PIN Change Regularity

Following the “issue” yesterday I was mulling on PIN changes in general, and I’ve realised that for my main account with NatWest which I’ve had since 1989, I’ve always had the same PIN on my cash card. That’s THIRTY YEARS with the same PIN! I’m always careful but it has made me think that this is probably not the most secure thing to do (thankfully I will be going full monzo soon)…

Am I alone here? When do you change your PIN usually? Not just on Monzo, but other cards too?

  • Regularly change PIN
  • Change PIN every time I get a new card
  • Never change PIN
  • Obligatory Other

0 voters

Well this is conclusive.


I think this poll is highlighting one of the reasons this issue is so irritating.

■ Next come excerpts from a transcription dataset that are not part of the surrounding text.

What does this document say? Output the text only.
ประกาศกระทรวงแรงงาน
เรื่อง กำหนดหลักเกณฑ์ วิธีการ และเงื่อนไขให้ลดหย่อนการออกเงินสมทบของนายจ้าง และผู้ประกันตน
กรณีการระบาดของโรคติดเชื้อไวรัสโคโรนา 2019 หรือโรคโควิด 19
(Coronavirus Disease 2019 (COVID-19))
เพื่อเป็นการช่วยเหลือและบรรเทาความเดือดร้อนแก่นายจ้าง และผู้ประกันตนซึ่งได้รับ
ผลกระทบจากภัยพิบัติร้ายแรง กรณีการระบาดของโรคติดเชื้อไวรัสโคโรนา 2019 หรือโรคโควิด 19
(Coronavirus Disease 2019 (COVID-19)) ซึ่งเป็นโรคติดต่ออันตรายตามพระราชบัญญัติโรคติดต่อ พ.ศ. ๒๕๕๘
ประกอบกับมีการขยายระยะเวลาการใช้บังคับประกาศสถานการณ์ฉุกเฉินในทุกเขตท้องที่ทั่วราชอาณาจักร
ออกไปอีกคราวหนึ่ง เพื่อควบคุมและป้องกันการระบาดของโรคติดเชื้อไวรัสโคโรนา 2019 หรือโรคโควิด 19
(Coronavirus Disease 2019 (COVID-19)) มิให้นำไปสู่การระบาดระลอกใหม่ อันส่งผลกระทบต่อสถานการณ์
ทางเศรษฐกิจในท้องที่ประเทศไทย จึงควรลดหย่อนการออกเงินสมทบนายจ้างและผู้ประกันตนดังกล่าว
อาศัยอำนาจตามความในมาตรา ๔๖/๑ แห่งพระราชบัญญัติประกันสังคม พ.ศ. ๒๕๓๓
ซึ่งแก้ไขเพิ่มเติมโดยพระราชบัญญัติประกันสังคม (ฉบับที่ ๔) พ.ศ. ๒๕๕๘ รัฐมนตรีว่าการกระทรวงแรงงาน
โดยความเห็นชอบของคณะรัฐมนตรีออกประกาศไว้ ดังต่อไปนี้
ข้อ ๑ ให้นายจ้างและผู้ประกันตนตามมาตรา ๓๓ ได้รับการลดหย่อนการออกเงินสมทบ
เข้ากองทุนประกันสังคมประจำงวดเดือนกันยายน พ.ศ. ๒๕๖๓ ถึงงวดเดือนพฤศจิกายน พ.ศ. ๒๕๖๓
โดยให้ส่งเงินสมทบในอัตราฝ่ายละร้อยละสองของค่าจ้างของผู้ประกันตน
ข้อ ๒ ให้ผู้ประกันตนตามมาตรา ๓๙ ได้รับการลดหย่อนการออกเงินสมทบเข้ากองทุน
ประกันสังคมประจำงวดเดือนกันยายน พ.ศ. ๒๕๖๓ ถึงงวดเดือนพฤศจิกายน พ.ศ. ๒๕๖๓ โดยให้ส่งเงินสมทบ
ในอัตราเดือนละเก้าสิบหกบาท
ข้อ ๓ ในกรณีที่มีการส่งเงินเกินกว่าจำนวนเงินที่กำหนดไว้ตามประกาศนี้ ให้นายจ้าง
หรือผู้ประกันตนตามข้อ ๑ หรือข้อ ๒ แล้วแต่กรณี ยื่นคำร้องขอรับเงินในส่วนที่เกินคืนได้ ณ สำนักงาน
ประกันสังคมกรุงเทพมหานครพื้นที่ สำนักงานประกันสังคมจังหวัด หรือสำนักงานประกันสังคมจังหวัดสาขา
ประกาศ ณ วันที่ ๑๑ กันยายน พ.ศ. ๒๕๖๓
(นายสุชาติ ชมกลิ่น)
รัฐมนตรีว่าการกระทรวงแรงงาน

Most people (myself included) don’t change their pins regularly or at all! This error not only was a problem as an unreasonable breach, but it changes the comfort we’ve had for a long time.

Obviously not saying people shouldn’t be annoyed by this error, but it’s interesting if others feel this way too. I know one of my thoughts was “but I don’t want a different pin…”


I guess it’s part of a larger conversation about security and how we should be changing passwords and whatnot regularly but I’ll admit that the votes so far are a bit disturbing!

Thing is, we have mechanisms in place to hold our logins and passwords, but PINs are such a physical presence there’s no corresponding system to use (that I know of?), so it’s all got to be held in your head. I can barely remember my own name some days, so remembering multiple PINs (credit cards and bank cards totalling 8 cards for me!) which need to change fairly frequently…? Hard nope.

Added: I’m afraid a lot of my PINs are the same to ease the burden on my little grey cells :scream:

1 Like

I think the thing is that the security around your PIN, in terms of what is needed for it to all go wrong from a USER perspective (not like what happened yesterday) is quite large.

You can see FOS rulings where the bank are pretty confident the user has given someone their card AND given them the PIN but yet have had to begrudgingly refund the money because they can’t prove it. Almost all Current Account Ts&Cs I’ve seen/ read suggest that “Negligence” is needed, that is a very very difficult thing to prove.

Hence the societal decision almost to not change PINs unless to make it the same as the only one we can remember.

Pins and Password are different things.
There are only 10,000 PIN combinations(This is why pin lock is so good, you only get three tries before it locks out)
There are thousand of Password combinations.
It really comes down to your perceived value to a criminal and also the level of time and money they need to invest in order to get your data.(This is why phone scamming is profitable,little time and money need to do it)
I’d argue that contactless fraud is more profitable than PIN skimmers and way easier to do if the crypto tables are done poorly using a pseudo random one time generator)
I did research(Undergrad on this type of thing)(I can take chapters out for you to read if anyone would like). Ironically your medical records have more value than card details, at least in the states.

Similar to passwords, unless you believe your PIN has been compromised there is no reason to change it. It’s counter-productive. Change it too often and you’ll end up writing it down.


On the signature strip is a handy place. :wink:


Just write it in Klingon. Quch chon!


I’ve had the same PIN on every card I’ve ever had for I guess about 25 years. There’s no way I’d remember it otherwise, every time I had to type it in in a cafe or restaurant I’d scramble to find my phone and get a reminder. Most of my bank/credit card apps do let you get a reminder now, but its still a pain.

I’ve had the same pin of 1234 for 15 years now…never felt the need to change it before :man_shrugging:

I’d be very surprised if 1234 were a permitted combination! I’ve never tried to set it so maybe I will give it a go.


It is not. :slightly_smiling_face:


How about 4321? :grin:


I actually have two PINs, one for debit cards and one for credit cards but they equally have stayed the same for a while.

When I read the opening question I didn’t mind answering the poll honestly. Having read the rest of this thread to date I am mightily relieved to see that so many folk do as I do - and use the same number. That is for debit cards [4] - my credit card [only one] has a different number, my little grey cells are not what they used to be. I shall be 68 in a couple of months and its got me this far without a problem. Oops, should not have said that :crazy_face: R-


Ha - I just looked up a web site giving ideas on how to remember your PIN number - and confess to being even more confudulated than previously. Still get the same problem though, that site gives about 5 ways [which add an unhelpful level of complexity] to remember ONE number, not many. I’m going for a lie down. R-

I mentally assign a four letter word to each card which might have some meaning. So Monzo, for instance, might be “easy,” then it’s just a question of typing the word in.

My Monzo word isn’t “easy.”


Exactly what I did with the pin I changed to this morning


Change when there is a need to change it. Otherwise there should be no reason to change it normally.